Thomas Okarma is keen to start Geron's stem-cell trial. Credit: J. Jacobson/AP Photo

It was a triumph of science, not politics. Yet the approval for the world's first clinical trial of a therapy generated by human embryonic stem cells, announced on 23 January, certainly seemed to be deeply political.

It was just three days into US President Barack Obama's term of office when Geron, based in Menlo Park, California, told the world that the US Food and Drug Administration (FDA) had agreed to its phase I safety study of a stem-cell-derived therapy for spinal-cord injury.

But supporters say that the significance of the approval lies not in the ideology of the new administration, but in the considerable scientific hurdles that were overcome in reaching this milestone.

"There was a lot of scepticism as to whether we could reliably reproduce these manufactured products at levels of purity and identity sufficient to even allow the FDA to allow a phase I clinical trial," says Michael West, who founded Geron in 1990 and is now chief executive of BioTime in Alameda, California.

Geron, he says, "has convinced the FDA that those cells could be manufactured reliably enough for at least the first clinical trials. That is a milestone. A lot of the critics said it would be 30–50 years before we got there."

Financial benefit

The announcement boosted the price of shares in the company, which has an extensive patent portfolio relating to embryonic stem-cell research. As of 26 January, they were trading at US$8.15 a share — up 56% from the day before the announcement.

In the trial, up to ten individuals who have been left paralysed after spinal-cord injury will be injected at the point of injury with stem-cell-derived precursors of oligodendrocytes, which are key supportive cells in the central nervous system. The treatments will start within 7–14 days of their injury. The company hopes that the cells will lay down sheaths of myelin — an insulator essential for conducting nerve impulses — around injured neurons, as well as stimulating nerve cells to regenerate. The cells have demonstrated both capabilities in animals (H. Keirstead et al. J. Neurosci. 25, 4694–4705; 2005).

Geron says that it expects to begin enrolment early this summer at up to seven US medical centres. In a conference call with analysts and reporters, the firm's president and chief executive Thomas Okarma said that the trial "marks the dawn of a new era in medical therapeutics. This approach is one that reaches beyond pills and scalpels to achieve a new level of healing."

This is a trial of one particular application, not a trial of all embryonic stem cells.

Geron's 22,000-page FDA application was first submitted in March 2008, at a time when President George W. Bush had placed tight restrictions on federal funding for embryonic stem-cell research. Although Obama has promised to reverse those restrictions, the company and the FDA deny that any politics were at play in the timing of the announcement.

"Science drives our decision-making," says Karen Riley, an FDA spokeswoman. "Political considerations have no role in this process." Riley adds that the process was prolonged by the time it took Geron to respond to additional questions the FDA asked the company last spring after receiving the application. Okarma says that the application included data from more than 24 studies, involving nearly 2,000 animals with injured spinal cords and requiring the production and injection of more than 5 billion cells.

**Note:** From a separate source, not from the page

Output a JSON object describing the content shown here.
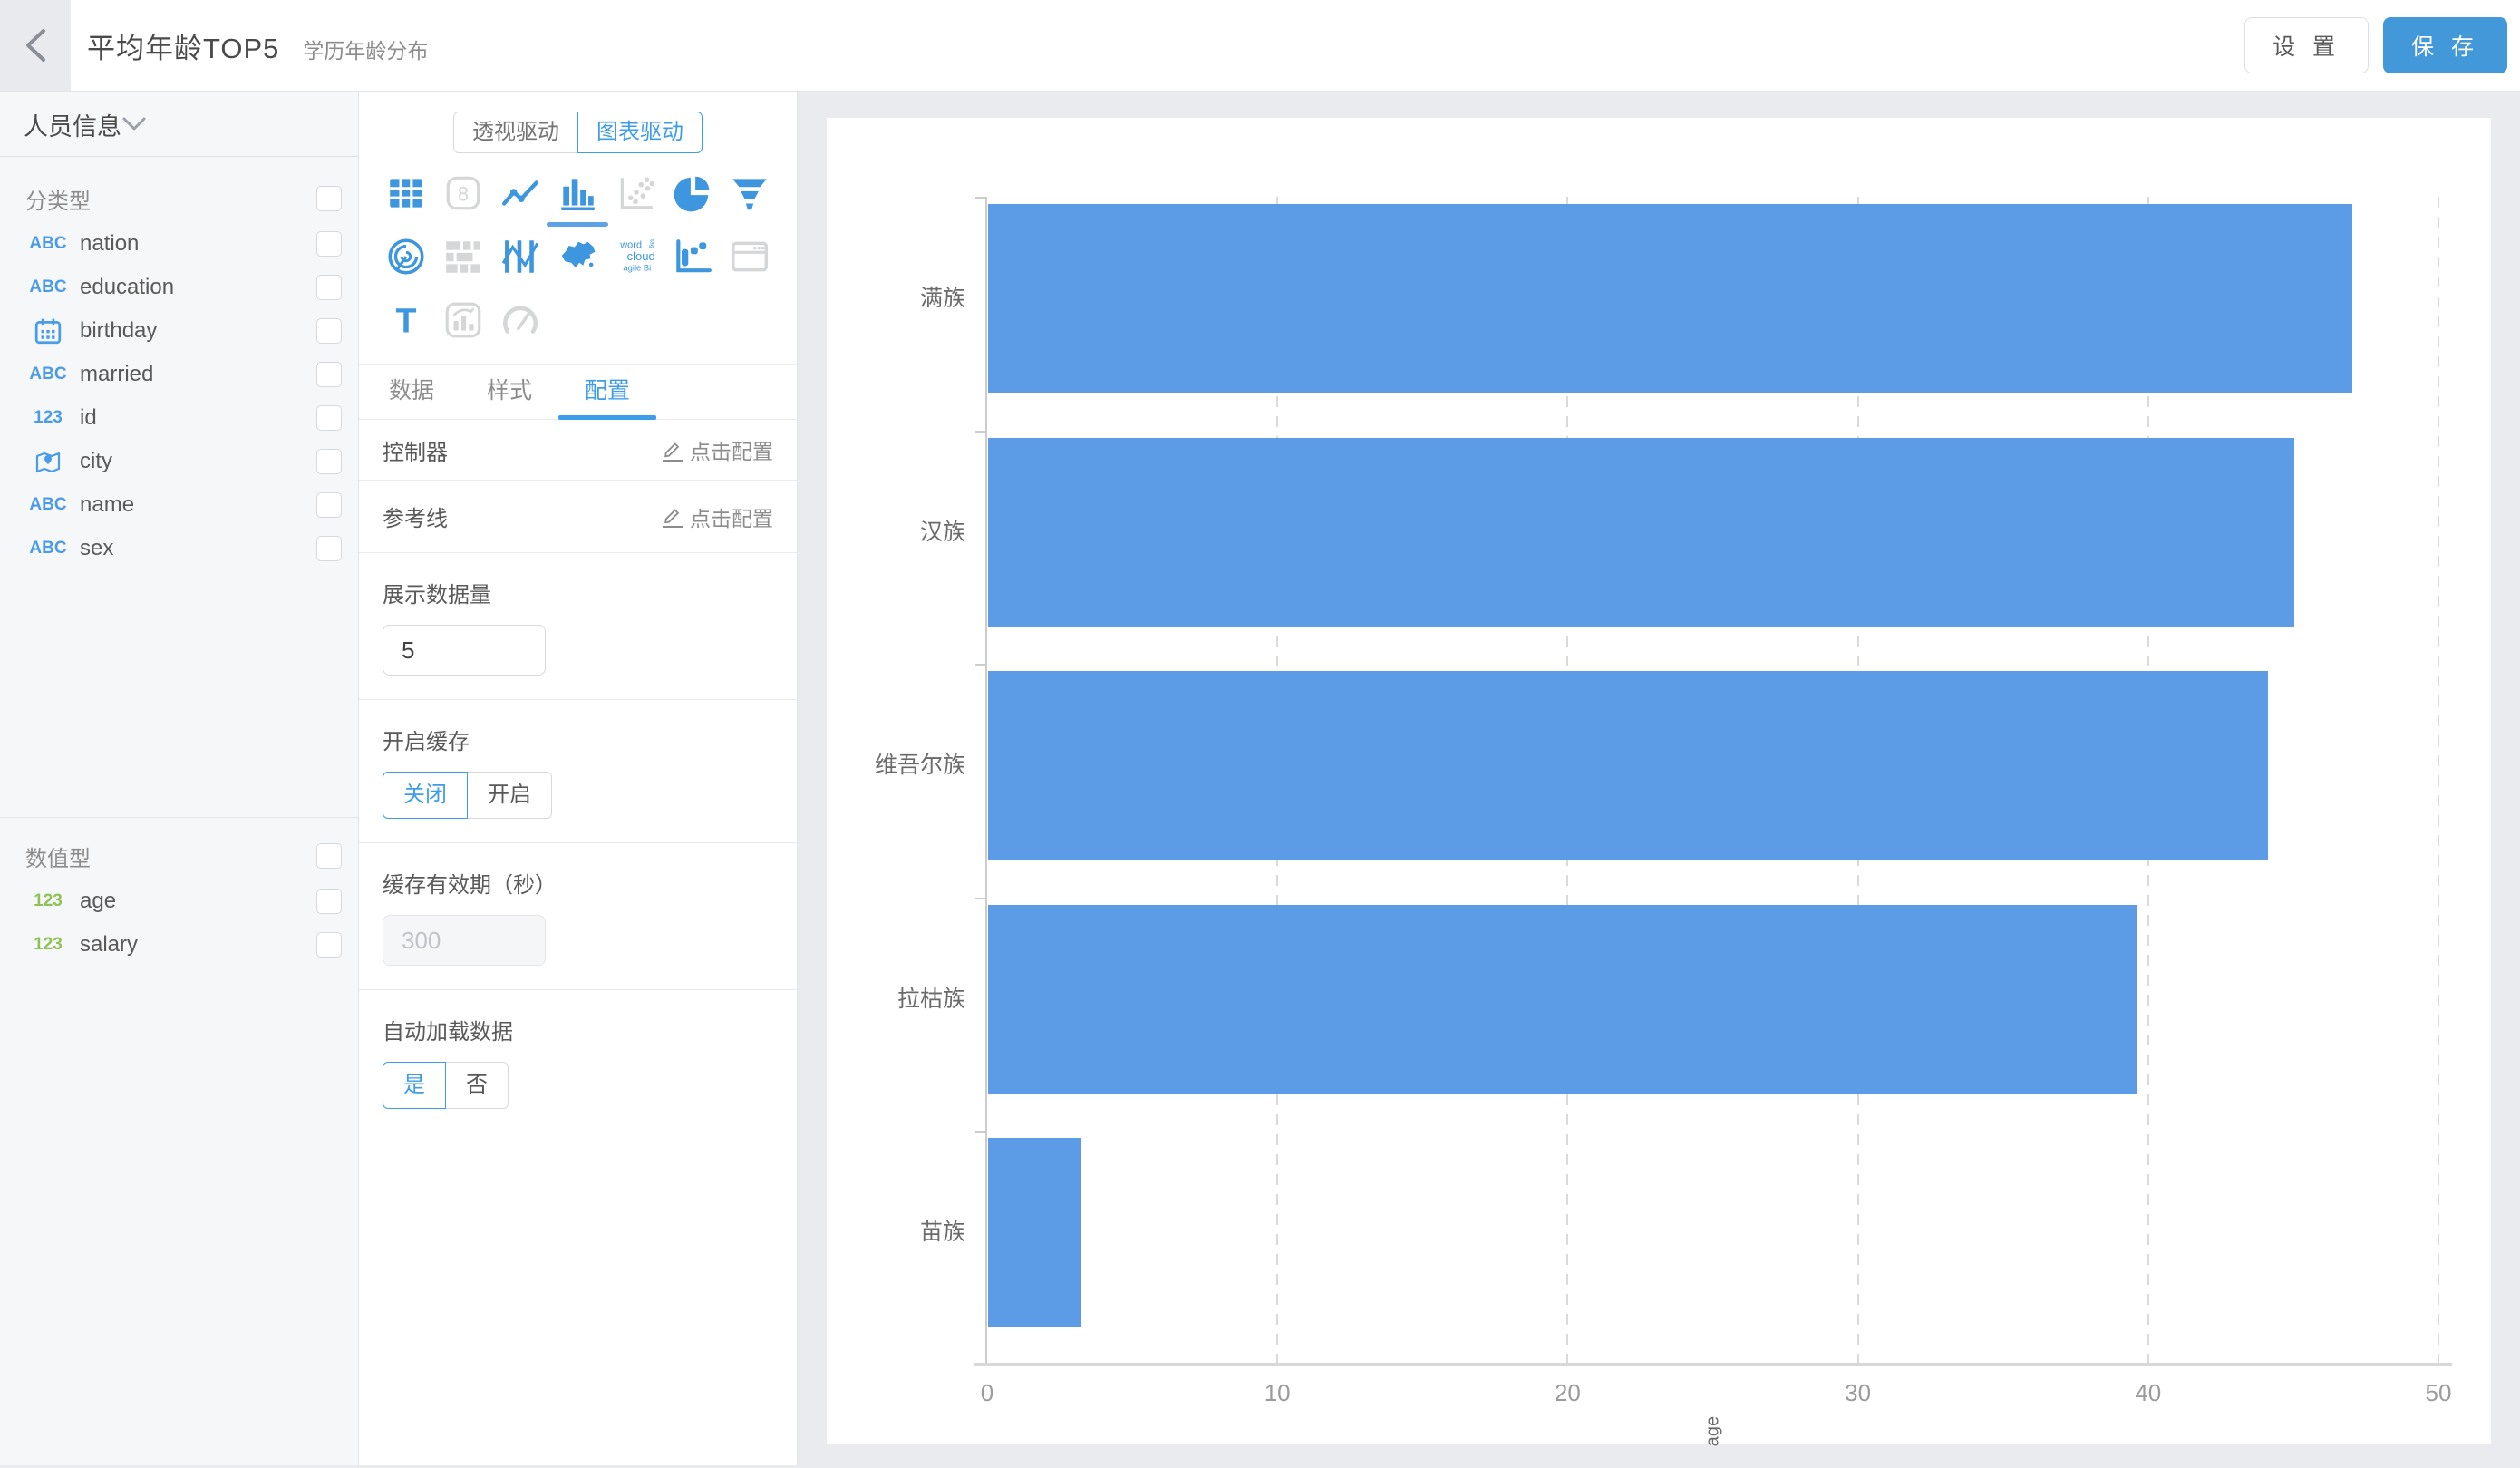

Indeed, the Geron cells come from one of a score of lines approved for federal funding under the Bush policy.

Groups opposing such research say that the trial's risks include the growth of tumours. "The ethical concerns include both using human embryos for the experiment as the source material, but also concern for the patient," says David Prentice, senior fellow for life sciences at the Family Research Council, a Christian advocacy group in Washington DC. "This is not a life-threatening condition," he says. "Are you actually going to be shortening the patient's life?" He cites a 2006 study in which some neural support cells — derived from human embryonic stem cells — reverted to undifferentiated growth when injected in rat models of Parkinson's disease (N. S. Roy. et al. Nature Med. 12, 1259–1268; 2006).

Not perfect, but timely

Supporters of stem-cell research have praised the FDA approval, saying that there is no 'perfect' trial with which to begin. "What I care about, what investors care about, what people who are debilitated care about, is something that can happen in the near future — not a perfect product two generations from now," says Steve Brozak, president of investment company WBB Securities in Westfield, New Jersey. Brozak has tracked stem-cell research since James Thomson, a researcher at the University of Wisconsin in Madison, published his work on the first successful isolation of human embryonic stem-cell lines in 1998.

Other advocates say the trial should not become a test case on which the fortunes of the entire field rise or fall. "This is a trial of one particular application, not a trial of all embryonic stem cells," says Sean Tipton, immediate past-president of the Coalition for the Advancement of Medical Research in Washington DC.

Geron is a big fish in what is currently a very small pond. The other high-profile company in the field, Advanced Cell Technology in Los Angeles, California, was recently on the brink of bankruptcy. And Novocell in San Diego, is working to develop human embryonic stem cells into pancreatic β-cells, which produce insulin. Although diabetes provides a huge treatment target, Novocell's project is daunting because of the technical challenges involved in producing β-cells that safely mediate blood-sugar levels.